27 August 2011
BEIRUT: During its three-day street festival, Hamra will be traffic (and car-horn) free and redolent with Lebanese apples.
“Maraya 2011, Hamra Streets Festival,” as the rebooted Hamra Festival has been called, will, from Aug. 30 to Sept. 1 host handicrafts stands, concerts, contests and other activities designed to highlight Hamra’s reputation as a boisterous commercial and cultural center.
To facilitate all this, cars will be banned from a strip of Hamra Street, and some of its side streets that people have come to regard as “Hamra.”
The object is to create a dynamic carnival atmosphere to encourage pedestrians to enter boutiques they wouldn’t have even noticed if they were in their cars en route to a bar, yelling at the taxi that’s unpredictably stopped in front of them.
This is the second edition of Maraya and the first time to be centered on the theme of apples.
Hamra’s streets will be stocked with red, green and yellow apples – fake and real – in order to demonstrate the country’s agricultural breadth.
It’s hoped that, with this theme, the festival will link the “urban and rural landscape, coast and mountain,” and give Hamra an ambiance that would usually be associated with European market and fair towns, with craftsmen and farmers coming to pitch and sell their produce.
Starting 5 p.m., a range of local and international acts will perform in front of the Estral Center – which in the last couple of years has become one of the neighborhood’s bar micro-hubs.
On day one, the Red Herrings, a young five-man jazz band out of Kent in the U.K., will take to the Estral’s bandstand with their interpretations of jazz oldies.
As the schedule stands right now, the first day of concerts will close with Australia’s renowned country-rock band The Flying Circus, who promise to interpret such best-loved hits as “Hayride,” “Ballad of Sacred Falls” or “Maple Lady,” all from 1972.
No Lebanese festival would be truly Lebanese without local artists, of course, and on day 2 Beirut rapper-twins Ashekman will bring their brand of locally inflected hip hop to the Hamra audience. Also known for their urban street art and clothing line, the Kabbani brothers will fill the air with wartime reminiscences and their views on the state of Lebanese society in an up-beat and energetic flow of lyrics.

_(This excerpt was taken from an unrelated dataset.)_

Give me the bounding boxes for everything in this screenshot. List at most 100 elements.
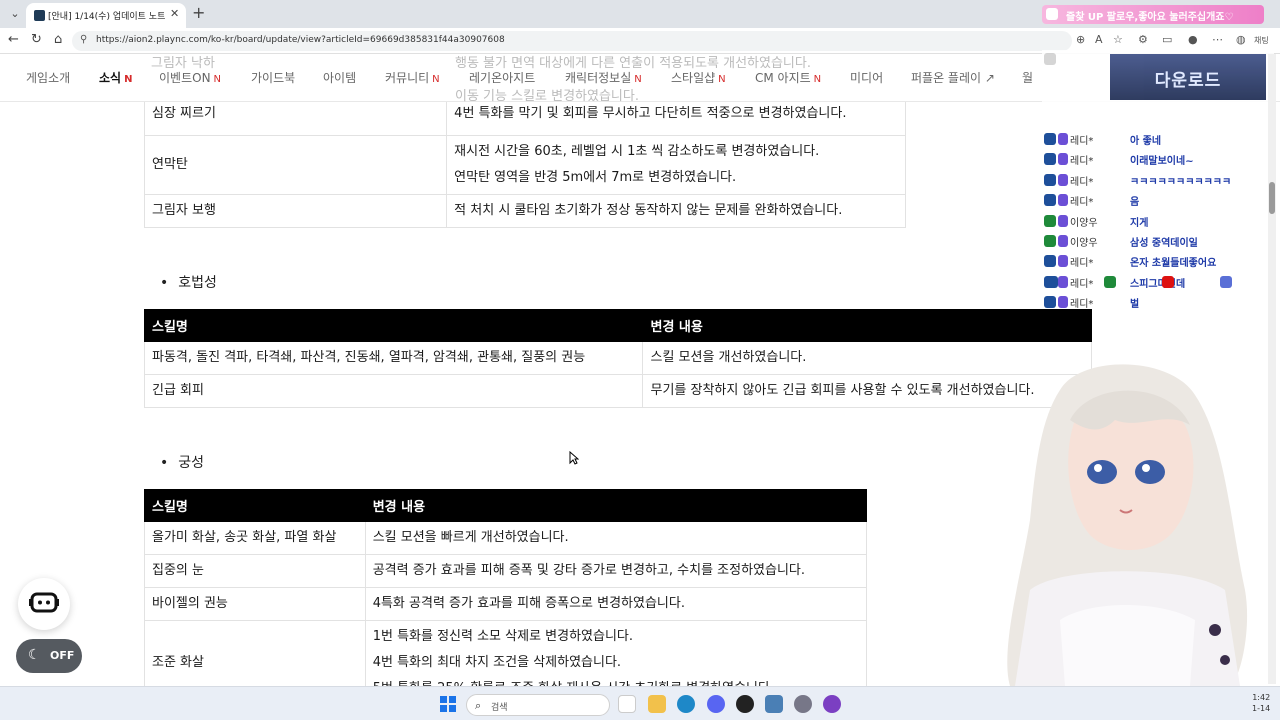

Beirut’s Banana Cognacs promise to electrify the crowd with their funk and blues, combined, as their Facebook page would have it, with “hip hop pitch.”
What makes Maraya 2011 different from most of Lebanon’s other entertainment festivals is its interest in creating green areas – the green theme having also been pressed into the service of the Fete de la Musique back in June.
In collaboration with the Beirut Municipality, AUB and other sponsors, this year’s festival will, according to Maraya 2011’s pres release, “allocate space and funds in order to add to Beirut these valuable needed green areas and spots.”
During these few days, Maraya will hold a contest for the best-designed bench. The lucky winner will walk away with a pair of tickets to Paris or Rome, complements of Middle East Airlines, thereby reducing his or her carbon footprint in Beirut.
With this wide and diverse program, Maraya 2011 festival expects to attract over 200,000 people during these three days, whether it be families, tourists or students. It promises to be an entertaining way to enjoy Lebanon’s multiple identities.